Nigeria’s agricultural sector recorded capital inflows of $167.25 million, highlighting renewed investor interest in the country’s non-oil economy.
The figure reflects growing attention to agriculture as a viable investment destination, amid ongoing efforts by the Federal Government to diversify the economy and strengthen food security.
Data from the National Bureau of Statistics (NBS) indicates that the inflows were recorded within a specified review period, underscoring agriculture’s increasing relevance in Nigeria’s broader capital importation landscape.
Despite the positive development, the sector continues to attract a relatively modest share of total capital inflows compared to other sectors such as finance and telecommunications, which traditionally dominate foreign investments.

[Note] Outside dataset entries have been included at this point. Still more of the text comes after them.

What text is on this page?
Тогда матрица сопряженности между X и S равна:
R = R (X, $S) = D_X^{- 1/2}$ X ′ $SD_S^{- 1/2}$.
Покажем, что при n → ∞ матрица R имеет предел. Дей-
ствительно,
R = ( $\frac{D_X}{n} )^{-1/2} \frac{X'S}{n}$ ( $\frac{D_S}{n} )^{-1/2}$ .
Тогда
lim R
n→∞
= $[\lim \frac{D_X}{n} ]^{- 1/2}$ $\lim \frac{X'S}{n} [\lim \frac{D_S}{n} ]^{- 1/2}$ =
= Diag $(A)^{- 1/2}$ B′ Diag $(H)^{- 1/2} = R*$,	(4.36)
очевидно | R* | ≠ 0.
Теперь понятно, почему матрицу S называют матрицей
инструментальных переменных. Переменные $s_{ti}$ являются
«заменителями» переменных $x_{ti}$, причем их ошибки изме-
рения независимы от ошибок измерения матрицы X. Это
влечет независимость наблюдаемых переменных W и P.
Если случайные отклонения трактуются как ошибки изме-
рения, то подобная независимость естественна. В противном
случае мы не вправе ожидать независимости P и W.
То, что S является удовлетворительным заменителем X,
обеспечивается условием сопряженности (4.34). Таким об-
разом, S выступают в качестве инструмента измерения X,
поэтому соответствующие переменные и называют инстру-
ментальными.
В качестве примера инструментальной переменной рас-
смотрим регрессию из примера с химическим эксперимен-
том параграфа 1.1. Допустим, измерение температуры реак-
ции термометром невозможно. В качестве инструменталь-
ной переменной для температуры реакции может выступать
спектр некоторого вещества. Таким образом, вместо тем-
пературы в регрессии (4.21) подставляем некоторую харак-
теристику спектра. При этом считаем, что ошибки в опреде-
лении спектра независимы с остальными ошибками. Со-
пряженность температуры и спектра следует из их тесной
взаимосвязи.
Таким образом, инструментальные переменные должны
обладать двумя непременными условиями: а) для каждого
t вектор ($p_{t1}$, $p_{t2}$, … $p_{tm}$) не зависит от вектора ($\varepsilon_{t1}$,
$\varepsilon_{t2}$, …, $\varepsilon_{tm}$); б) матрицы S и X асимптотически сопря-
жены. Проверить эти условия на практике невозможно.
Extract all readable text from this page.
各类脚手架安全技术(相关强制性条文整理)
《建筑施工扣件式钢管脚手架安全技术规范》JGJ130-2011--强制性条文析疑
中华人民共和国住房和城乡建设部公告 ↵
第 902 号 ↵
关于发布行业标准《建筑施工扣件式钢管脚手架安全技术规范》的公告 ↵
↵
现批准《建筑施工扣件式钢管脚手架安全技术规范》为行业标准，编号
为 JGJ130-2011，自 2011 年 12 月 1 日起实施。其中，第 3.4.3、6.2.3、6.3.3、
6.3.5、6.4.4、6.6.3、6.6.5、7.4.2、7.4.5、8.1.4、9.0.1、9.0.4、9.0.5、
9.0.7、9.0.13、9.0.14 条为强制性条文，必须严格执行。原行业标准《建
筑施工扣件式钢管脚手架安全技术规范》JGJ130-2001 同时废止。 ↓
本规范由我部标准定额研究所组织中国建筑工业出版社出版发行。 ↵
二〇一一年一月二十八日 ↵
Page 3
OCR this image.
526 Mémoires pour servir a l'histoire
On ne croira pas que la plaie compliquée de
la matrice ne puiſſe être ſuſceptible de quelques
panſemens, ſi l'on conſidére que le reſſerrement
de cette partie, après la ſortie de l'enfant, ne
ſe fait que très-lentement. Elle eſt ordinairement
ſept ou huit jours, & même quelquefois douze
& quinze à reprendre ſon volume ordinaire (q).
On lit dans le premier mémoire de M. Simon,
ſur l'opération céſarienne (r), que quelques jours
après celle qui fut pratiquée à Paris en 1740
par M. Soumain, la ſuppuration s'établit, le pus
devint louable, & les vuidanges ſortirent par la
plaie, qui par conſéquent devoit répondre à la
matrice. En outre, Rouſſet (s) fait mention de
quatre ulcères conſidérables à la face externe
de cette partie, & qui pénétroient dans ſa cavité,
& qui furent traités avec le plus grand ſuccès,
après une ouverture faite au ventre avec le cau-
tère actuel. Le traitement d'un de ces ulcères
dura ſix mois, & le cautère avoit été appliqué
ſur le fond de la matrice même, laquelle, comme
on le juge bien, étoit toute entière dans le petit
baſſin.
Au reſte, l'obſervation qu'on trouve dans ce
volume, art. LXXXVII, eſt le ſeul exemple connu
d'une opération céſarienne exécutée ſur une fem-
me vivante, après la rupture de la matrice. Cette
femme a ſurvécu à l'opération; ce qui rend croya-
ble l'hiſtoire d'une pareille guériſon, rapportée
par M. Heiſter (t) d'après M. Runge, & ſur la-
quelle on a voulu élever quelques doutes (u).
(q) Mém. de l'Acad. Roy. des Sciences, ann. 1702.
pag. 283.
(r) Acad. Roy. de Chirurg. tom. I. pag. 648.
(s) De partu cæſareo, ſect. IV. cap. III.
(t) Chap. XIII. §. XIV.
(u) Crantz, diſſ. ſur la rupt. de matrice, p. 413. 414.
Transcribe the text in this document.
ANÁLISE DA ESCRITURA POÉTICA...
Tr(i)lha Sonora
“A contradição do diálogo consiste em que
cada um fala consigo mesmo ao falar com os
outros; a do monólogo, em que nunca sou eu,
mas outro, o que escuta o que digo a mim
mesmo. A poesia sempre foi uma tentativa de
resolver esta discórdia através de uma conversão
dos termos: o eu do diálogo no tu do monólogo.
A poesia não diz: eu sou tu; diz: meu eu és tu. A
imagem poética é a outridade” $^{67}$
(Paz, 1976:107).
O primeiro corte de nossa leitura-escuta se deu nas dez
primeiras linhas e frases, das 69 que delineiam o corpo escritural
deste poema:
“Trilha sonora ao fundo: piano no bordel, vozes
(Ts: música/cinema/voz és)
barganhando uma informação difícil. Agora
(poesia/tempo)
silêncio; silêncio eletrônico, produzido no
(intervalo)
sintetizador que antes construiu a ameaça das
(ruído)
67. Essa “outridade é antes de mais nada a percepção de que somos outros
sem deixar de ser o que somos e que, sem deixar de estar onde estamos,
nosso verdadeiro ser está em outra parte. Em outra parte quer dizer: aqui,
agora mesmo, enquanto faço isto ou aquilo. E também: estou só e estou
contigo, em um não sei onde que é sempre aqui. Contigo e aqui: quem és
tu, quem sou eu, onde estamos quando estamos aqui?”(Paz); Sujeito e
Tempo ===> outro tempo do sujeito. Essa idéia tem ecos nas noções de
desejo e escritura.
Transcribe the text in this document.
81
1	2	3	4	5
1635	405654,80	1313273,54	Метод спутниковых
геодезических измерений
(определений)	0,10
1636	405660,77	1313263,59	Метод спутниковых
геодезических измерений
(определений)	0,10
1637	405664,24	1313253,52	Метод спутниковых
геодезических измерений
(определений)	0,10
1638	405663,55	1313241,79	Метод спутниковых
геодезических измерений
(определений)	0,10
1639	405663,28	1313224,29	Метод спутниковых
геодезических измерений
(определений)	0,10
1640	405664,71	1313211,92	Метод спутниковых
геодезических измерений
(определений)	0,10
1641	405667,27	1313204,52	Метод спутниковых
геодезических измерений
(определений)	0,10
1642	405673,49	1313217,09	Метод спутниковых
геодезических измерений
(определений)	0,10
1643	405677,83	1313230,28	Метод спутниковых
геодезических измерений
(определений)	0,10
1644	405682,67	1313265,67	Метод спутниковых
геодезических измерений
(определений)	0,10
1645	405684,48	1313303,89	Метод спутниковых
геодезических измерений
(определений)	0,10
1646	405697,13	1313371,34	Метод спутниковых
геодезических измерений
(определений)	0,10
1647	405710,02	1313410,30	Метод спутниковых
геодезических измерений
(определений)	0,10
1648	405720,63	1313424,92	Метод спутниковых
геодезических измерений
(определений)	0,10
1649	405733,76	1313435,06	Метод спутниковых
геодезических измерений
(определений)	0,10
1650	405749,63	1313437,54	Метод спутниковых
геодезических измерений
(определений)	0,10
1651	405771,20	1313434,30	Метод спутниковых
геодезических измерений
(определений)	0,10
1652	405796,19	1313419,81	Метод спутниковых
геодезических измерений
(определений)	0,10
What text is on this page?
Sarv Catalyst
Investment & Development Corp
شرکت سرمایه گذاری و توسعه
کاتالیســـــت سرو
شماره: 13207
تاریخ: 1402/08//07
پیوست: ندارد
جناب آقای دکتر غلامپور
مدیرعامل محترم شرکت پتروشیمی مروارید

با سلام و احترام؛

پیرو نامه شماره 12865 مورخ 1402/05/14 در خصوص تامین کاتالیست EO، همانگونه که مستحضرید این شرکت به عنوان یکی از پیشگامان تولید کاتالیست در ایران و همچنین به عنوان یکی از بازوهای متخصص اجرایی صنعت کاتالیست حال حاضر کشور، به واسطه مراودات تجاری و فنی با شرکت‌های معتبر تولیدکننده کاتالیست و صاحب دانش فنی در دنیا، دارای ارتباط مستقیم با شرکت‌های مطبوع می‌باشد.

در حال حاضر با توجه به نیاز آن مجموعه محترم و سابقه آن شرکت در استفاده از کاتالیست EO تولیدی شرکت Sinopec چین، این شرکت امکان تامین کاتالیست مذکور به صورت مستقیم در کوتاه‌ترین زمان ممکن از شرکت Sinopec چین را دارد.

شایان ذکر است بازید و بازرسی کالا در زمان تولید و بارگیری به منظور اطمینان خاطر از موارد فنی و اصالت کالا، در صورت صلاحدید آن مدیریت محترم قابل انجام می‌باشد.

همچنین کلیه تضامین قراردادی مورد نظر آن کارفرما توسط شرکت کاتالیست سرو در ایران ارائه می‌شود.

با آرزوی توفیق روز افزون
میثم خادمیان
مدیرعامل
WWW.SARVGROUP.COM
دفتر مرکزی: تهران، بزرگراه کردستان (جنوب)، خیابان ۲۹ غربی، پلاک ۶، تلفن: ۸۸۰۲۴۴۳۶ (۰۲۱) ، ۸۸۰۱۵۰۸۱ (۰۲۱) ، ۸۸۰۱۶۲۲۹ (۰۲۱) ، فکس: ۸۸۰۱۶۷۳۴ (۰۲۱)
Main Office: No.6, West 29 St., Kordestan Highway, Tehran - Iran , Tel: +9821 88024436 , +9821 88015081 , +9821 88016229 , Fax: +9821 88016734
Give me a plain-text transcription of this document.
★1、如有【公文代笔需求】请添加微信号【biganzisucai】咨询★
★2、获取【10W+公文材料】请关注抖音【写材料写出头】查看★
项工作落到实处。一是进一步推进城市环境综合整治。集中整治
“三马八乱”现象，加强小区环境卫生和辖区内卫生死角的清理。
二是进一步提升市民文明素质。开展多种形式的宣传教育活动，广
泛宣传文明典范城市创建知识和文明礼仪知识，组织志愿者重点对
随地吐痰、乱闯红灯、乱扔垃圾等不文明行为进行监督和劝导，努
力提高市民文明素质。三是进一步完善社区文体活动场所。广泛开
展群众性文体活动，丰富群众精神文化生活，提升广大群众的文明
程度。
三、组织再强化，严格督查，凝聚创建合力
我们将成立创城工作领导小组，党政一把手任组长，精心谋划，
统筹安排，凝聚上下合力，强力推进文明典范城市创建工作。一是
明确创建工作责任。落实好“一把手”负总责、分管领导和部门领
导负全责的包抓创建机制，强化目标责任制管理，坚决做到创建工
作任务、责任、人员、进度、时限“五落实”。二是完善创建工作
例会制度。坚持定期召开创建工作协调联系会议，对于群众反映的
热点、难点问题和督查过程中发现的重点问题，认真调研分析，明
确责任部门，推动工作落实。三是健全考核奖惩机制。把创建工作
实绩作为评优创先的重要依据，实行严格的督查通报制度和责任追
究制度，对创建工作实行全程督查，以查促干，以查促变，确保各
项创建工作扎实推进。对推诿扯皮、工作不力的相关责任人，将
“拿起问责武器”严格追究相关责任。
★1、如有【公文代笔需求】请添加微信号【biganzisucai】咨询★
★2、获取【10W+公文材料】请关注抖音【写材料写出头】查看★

Analysts say the trend signals cautious optimism among investors, particularly as the government intensifies policies aimed at boosting agricultural productivity, enhancing value chains, and improving access to financing.
The Federal Government has also continued to court both local and foreign investors, emphasising the sector’s vast potential and its critical role in job creation and economic growth.
Agriculture remains a key pillar of Nigeria’s economy, employing a significant portion of the population and contributing substantially to the country’s Gross Domestic Product.
However, stakeholders have repeatedly identified limited access to finance, infrastructure gaps, and climate-related challenges as major constraints to the sector’s full potential.
The latest capital inflow figures are therefore seen as a positive signal, though experts stress the need for sustained investment and policy consistency to unlock long-term growth and ensure food security.